Sunday, September 16, 2007

HurdAudio Rotation: Tenor, Alto and Latin Prayers

Ellery Eskelin: Vanishing Point. 2001. Hat Hut Records: hatOLOGY 577.

Ellery Eskelin: tenor saxophone
Mat Maneri: viola
Erik Friedlander: cello
Mark Dresser: bass
Matt Moran: vibraphone

Ah, the sweet sounds of Eskelin's tenor with strings. But this isn't the saccharine, faceless wash of backing strings over sinewy show tune melodies any more than Matt Moran's vibraphone is a "heavy metal" addition to this sound. This is a meeting of five equals as each spontaneously contributes to the final sound. And putting five great improvisers in a studio together is a winning formula. This one even more so. There's some big ears, big chops and lot of surprising moments on this disc.

Ornette Coleman: Sound Grammar. 2006. Sound Grammar: SG11593.

Ornette Coleman: saxophone, violin, trumpet
Denardo Coleman: drums, percussion
Gregory Cohen: bass
Tony Falanga: bass

We should all sound this good at age 76. Ornette Coleman keeps the harmolodic fires burning with this great quartet. With a melodic sensibility and improvisational genius that has never stopped evolving as Coleman is completely "on" for this live set in Ludwigshafen, Germany. The texture of one arco bass, one pizzicato bass, and the loose-yet-centered drumming of Denardo Coleman is an ideal sonic bed for Ornette's sonic language.

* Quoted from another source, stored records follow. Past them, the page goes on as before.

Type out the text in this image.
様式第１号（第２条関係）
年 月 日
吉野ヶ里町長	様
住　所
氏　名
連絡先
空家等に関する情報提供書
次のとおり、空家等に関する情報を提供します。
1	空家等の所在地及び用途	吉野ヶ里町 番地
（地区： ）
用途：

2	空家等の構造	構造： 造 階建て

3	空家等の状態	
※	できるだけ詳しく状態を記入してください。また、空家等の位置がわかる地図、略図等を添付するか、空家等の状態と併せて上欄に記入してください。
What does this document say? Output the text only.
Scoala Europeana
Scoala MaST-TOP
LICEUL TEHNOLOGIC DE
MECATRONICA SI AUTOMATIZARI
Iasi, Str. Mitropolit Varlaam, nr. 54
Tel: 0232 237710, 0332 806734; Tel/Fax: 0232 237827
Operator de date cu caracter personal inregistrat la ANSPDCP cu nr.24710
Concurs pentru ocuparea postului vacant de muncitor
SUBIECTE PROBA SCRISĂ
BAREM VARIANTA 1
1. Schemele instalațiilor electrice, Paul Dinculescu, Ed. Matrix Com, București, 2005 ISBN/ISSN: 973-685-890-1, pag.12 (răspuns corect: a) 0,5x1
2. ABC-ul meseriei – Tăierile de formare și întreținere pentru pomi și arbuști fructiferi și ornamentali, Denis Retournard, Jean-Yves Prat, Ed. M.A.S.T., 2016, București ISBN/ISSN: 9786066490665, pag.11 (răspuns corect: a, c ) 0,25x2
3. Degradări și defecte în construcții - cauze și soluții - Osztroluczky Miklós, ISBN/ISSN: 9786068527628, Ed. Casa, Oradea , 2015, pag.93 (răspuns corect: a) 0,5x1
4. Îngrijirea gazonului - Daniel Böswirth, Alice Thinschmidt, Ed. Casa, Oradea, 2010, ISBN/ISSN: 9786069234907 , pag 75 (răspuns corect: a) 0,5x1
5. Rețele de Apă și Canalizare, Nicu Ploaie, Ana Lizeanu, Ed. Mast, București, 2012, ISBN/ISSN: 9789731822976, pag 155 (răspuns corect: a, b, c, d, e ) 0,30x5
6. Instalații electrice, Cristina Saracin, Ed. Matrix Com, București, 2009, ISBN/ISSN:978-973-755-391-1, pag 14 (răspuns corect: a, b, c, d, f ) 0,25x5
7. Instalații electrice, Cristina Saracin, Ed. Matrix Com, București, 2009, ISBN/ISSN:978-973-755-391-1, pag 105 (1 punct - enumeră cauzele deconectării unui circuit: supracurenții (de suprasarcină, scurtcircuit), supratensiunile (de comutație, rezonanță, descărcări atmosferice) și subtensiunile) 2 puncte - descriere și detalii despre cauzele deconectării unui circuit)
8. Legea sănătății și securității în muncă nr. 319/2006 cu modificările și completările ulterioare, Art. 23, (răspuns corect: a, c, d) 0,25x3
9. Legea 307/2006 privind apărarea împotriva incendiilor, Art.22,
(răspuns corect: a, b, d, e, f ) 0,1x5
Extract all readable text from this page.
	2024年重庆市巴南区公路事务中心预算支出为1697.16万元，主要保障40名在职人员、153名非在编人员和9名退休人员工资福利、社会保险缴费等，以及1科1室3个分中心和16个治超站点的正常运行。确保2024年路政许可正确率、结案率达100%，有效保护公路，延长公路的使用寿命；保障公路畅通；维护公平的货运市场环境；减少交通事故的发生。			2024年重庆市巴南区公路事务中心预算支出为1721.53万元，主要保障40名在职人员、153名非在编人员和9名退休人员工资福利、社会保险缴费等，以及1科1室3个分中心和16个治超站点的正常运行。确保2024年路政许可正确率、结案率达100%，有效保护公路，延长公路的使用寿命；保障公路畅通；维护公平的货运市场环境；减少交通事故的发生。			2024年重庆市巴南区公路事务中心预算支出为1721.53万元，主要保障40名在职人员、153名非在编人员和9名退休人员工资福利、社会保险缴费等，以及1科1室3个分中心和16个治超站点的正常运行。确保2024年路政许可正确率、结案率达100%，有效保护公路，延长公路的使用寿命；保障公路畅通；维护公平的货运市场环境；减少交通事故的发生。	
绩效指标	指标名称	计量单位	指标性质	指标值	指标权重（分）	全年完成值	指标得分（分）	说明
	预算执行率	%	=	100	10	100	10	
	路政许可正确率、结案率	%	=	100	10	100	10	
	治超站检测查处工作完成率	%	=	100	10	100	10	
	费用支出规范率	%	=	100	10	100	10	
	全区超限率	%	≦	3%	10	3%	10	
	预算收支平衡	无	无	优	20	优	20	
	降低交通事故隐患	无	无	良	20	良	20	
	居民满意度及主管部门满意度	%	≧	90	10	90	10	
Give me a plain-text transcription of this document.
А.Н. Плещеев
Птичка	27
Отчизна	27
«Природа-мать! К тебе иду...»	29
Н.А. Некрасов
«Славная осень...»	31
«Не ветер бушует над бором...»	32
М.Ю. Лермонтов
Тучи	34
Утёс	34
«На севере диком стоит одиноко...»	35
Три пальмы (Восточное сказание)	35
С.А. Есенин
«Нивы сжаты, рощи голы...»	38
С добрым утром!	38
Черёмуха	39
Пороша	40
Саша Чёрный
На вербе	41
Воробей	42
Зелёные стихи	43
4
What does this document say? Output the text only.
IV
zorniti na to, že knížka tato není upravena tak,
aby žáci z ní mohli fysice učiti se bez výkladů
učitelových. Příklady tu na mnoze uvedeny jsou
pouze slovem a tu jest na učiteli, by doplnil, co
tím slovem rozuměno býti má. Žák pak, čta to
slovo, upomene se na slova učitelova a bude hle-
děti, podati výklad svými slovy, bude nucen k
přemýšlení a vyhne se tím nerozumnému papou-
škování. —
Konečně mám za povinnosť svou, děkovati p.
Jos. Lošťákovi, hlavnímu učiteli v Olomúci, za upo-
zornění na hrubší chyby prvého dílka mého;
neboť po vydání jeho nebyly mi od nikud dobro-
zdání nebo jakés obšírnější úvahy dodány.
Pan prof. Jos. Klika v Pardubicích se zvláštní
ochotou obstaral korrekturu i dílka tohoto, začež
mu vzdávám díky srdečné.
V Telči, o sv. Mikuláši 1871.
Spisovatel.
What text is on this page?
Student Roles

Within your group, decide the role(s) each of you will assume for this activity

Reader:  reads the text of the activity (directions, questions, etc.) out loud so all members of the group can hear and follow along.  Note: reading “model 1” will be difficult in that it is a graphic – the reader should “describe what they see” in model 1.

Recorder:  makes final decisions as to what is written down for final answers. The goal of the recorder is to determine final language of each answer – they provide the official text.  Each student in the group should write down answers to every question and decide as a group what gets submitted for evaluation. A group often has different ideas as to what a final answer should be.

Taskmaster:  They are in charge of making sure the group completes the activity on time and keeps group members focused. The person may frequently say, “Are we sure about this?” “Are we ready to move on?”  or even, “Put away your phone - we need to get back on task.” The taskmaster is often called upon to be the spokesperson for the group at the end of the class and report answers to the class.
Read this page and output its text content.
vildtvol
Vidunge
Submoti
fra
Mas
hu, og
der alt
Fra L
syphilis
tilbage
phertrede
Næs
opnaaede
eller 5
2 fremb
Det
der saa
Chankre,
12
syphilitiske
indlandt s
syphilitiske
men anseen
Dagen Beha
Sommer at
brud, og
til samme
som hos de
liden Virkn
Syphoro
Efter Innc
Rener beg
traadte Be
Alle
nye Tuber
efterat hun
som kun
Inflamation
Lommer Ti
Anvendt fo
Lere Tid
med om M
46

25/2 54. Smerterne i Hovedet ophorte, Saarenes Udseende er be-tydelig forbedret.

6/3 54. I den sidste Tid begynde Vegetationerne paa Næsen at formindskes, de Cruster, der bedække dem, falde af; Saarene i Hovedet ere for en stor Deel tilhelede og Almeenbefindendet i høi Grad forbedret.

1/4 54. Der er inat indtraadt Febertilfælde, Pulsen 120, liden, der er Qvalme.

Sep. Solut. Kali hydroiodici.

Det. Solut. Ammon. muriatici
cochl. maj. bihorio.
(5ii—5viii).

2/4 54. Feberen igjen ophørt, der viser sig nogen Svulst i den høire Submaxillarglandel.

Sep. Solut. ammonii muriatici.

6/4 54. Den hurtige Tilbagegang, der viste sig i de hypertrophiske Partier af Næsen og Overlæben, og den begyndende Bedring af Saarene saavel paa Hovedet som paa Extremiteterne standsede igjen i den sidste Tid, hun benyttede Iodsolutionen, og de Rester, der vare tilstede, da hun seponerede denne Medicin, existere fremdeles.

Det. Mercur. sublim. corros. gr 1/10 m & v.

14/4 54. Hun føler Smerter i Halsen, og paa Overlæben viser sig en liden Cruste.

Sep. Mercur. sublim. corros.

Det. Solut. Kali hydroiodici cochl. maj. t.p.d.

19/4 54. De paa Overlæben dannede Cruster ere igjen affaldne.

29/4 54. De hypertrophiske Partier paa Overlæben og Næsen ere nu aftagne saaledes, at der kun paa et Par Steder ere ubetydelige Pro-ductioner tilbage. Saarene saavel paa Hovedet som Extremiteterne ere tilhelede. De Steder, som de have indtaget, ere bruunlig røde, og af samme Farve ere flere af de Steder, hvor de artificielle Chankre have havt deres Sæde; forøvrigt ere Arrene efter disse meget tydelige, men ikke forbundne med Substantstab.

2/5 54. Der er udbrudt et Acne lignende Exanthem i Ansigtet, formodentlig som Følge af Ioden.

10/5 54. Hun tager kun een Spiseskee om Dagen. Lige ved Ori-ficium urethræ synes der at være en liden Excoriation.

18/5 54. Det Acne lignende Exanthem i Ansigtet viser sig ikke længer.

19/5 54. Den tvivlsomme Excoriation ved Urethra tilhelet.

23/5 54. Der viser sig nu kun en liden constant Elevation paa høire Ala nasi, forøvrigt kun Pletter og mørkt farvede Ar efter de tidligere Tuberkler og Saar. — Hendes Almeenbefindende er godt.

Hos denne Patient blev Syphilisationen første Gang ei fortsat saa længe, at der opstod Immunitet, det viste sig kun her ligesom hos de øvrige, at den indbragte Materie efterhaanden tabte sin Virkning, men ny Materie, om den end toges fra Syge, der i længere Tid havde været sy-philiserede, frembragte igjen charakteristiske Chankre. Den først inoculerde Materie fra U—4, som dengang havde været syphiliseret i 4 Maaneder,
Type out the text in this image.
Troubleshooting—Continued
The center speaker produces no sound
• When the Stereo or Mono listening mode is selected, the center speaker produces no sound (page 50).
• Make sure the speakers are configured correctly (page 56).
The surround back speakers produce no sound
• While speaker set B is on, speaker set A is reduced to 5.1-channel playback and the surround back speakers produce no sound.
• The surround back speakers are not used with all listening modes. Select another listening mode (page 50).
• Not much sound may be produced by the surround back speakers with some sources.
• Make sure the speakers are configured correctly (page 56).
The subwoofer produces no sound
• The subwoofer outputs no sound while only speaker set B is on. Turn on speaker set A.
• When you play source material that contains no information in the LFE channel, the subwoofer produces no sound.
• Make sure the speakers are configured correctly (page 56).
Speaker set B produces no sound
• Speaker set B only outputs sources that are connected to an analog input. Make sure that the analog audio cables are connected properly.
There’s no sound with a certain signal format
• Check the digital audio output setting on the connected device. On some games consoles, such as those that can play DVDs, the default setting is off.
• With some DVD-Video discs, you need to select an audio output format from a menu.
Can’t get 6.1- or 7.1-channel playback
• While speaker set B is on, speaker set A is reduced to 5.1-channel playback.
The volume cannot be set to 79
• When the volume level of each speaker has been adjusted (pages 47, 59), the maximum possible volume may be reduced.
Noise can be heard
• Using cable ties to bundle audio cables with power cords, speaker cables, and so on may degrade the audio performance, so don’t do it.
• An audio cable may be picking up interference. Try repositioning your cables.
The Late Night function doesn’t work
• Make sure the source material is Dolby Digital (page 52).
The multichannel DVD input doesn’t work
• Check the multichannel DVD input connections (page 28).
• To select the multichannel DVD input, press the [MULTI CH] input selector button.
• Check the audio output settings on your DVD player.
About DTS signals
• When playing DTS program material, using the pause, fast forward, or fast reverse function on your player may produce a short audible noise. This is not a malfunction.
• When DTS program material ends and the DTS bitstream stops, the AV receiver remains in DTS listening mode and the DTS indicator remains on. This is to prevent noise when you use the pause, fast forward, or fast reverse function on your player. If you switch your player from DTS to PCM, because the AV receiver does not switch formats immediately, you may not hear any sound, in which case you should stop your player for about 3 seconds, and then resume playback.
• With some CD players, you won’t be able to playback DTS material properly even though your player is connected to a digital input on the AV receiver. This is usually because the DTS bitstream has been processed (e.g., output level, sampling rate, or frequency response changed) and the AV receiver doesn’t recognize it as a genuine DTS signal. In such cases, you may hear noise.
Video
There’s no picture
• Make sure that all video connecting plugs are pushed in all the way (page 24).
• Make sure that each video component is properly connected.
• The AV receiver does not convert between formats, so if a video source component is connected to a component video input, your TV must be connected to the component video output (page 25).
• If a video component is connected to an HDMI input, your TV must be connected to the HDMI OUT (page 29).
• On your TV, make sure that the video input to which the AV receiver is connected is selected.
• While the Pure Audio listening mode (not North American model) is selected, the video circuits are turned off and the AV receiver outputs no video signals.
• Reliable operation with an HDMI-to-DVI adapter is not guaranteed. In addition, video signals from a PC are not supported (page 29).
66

Everything he's ever done will always be compared to those breakout Atlantic recordings. One should not be blinded by his brilliant past when drinking in his thrilling recent outings.

Giacinto Scelsi: Natura Renovatur. 2005. ECM: New Series 1963/476 3106.

Francis-Marie Uitti: cello (on all tracks)
Munchener Kammerorchester:
Christoph Poppen: conductor
Muriel Cantoreggi, Max Peter meis, Romuald Kozik, Clara Baek, Michaela Buchholz, Viktor Konjaev, Bernhard Jestl, Mary Mader: violins
Kelvin Hawthorne, Nancy Sullivan, Stefan Berg, Aidan Pendleton: violas
Peter Bachmann, Michael Weiss, Benedikt Jira, Claudia Weiss: cellos
Veronika Papai: double-bass

Ohoi for 16 strings (1966)
Ave Maria for violoncello solo (1970) from: Three Latin Prayers for solo voice
Anagamin for 11 strings
Ygghur for voiloncello solo (1961) from Trilogy - The three ages of Man
Natura renovatur for 11 strings (1967)
Alleluja for voiloncello solo (1970)

While each work in this collection is an astonishing piece of shimmering beauty - each well recorded and superbly performed - it is the solo pieces played by Francis-Marie Uitti that are the most devastating in this collection. Ygghur for solo cello being the most intense, focused work of them all. Given the unique working relationship formed between Uitti and Scelsi and the depths of Scelsi's creativity and spiritual focus that Uitti plumbs with so much authenticity I can only wish that ECM had had the courage to make this a full length CD of solo cello music. But given a choice between exquisite versus devastatingly exquisite this is a small complaint. The strains of Alleluja from Three Latin Prayers for solo voice that Uitti lovingly unfolds at the close of this listening experience painfully superb.